Figure 7: Reconstruction error with oracle selection matches router-based error using 25% fewer experts.
Figure 8: Co-activation heatmaps reveal expert clusters with frequent correlated routing, indicating redundancy exploitable for further budget compression.
Batch and System-Level Considerations
MoE-Spec’s effectiveness is greatest for single-request inference and scenarios where verification-phase expert loading dominates throughput. In high-batch serving workloads, the marginal cost of additional experts is amortized, potentially reducing MoE-Spec’s advantage. Batched implementations (vectorized expert execution) are adopted to maximize measured throughput.
Implications and Future Directions
MoE-Spec provides a practically deployable, training-free, and architecture-agnostic approach for controlling compute and memory tradeoffs in speculative decoding for MoE LLMs. Its expert budgeting mechanism enables deployment agility, as quality-vs-latency can be tuned by a single hyperparameter and adapted dynamically.
The theoretical insight into heavy-tailed routing and co-activation suggests promising directions:
- Co-activation-aware expert selection could close the 25% oracle gap.
- Per-layer adaptive budgeting can further customize compute allocation to model and workload heterogeneity.
- Compatibility with new routing mechanisms (e.g., sigmoid routing in DeepSeek-V3) and batch-optimized deployments is an open systems challenge.

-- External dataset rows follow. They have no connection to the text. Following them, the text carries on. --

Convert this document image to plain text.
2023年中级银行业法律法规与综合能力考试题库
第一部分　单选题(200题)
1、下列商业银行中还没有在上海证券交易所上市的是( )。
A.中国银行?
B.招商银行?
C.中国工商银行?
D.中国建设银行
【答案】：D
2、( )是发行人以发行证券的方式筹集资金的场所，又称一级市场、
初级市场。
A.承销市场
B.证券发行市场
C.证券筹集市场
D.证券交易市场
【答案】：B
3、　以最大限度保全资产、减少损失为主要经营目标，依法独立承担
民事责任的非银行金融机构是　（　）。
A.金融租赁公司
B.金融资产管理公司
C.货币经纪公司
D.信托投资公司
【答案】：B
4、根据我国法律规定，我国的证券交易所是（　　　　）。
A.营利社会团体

Given the prevalence of MoE models and the increasing importance of efficient speculative decoding for interactive LLM applications, these advances have substantial impact on practical LLM systems.
Conclusion
MoE-Spec demonstrates that heavy-tailed expert routing enables significant reductions in memory and compute cost for MoE-LLMs during speculative decoding, via a training-free, verification-time expert budgeting approach that leverages router outputs. The method yields 10–30% throughput improvements over state-of-the-art baselines, defines a quality-latency Pareto frontier, and motivates future research into co-activation-aware selection for further compression.
Figure 9: Quality vs. speedup at T=0 across three models and five benchmarks; MoE-Spec traces new Pareto frontiers.
Figure 10: Quality vs. speedup at T=1, detailing robust tradeoffs across benchmarks under sampling-based decoding.